The headmaster of the School of Phlogiston is in high dudgeon because Billy Collins, in his introduction to 180 More, uses this opening stanza from Rae Armantrout as an example of inaccessible poetry:
Streamline to instantaneous
voucher in / voucher out
system.
Silliman correctly points out that the rest of the first section does "contextualize" the opening, and it is indeed to possible to make sense of what's going on — which I don't think is all that much, but then I haven't read the complete poem. Armantrout has done some fine work, and it may well be worth the effort of parsing this piece's elliptical references and foreshortened syntax.
But Jesus H. Christ on a Harley Davidson, 180 More is intended to introduce new readers — high school readers — to poetry, to entice and intrigue. In an anthology like this one, and perhaps in any anthology, a poem's got about two seconds to make the reader want to pay attention. Only familiarity with and interest in Armantrout's other work might lead a reader on in this case, and that is just what we have not got in the intended readership of this book.

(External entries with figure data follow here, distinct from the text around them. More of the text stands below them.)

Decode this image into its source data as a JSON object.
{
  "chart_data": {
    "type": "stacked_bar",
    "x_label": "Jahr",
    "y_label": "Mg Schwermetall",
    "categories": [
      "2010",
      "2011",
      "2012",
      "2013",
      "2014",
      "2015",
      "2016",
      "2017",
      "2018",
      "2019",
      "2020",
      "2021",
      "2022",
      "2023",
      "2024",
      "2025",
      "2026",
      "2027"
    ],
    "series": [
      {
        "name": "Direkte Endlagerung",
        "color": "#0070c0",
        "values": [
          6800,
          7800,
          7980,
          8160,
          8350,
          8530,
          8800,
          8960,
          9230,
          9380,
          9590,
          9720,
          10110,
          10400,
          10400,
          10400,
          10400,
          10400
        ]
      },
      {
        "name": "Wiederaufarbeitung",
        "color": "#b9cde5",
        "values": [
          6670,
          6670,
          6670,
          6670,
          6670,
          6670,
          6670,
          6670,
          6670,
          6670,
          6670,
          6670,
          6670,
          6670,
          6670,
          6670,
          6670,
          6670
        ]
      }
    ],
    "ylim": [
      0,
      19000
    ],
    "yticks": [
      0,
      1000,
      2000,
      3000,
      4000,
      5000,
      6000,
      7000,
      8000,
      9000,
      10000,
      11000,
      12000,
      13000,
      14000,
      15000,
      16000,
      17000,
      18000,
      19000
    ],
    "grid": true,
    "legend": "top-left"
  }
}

It isn't a question of the value of "difficult" versus "accessible" poems in any absolute sense, but of developing readers who find sufficient pleasure in poetry of some kind that they become willing to risk a little of their time navigating texts which may not offer immediate rewards — though in my opinion, the rewards must always be commensurate with the effort, and that's seldom the case with the haut avant garde, and that's as it should be. Risk-takers, as valuable as they can be, must usually fail.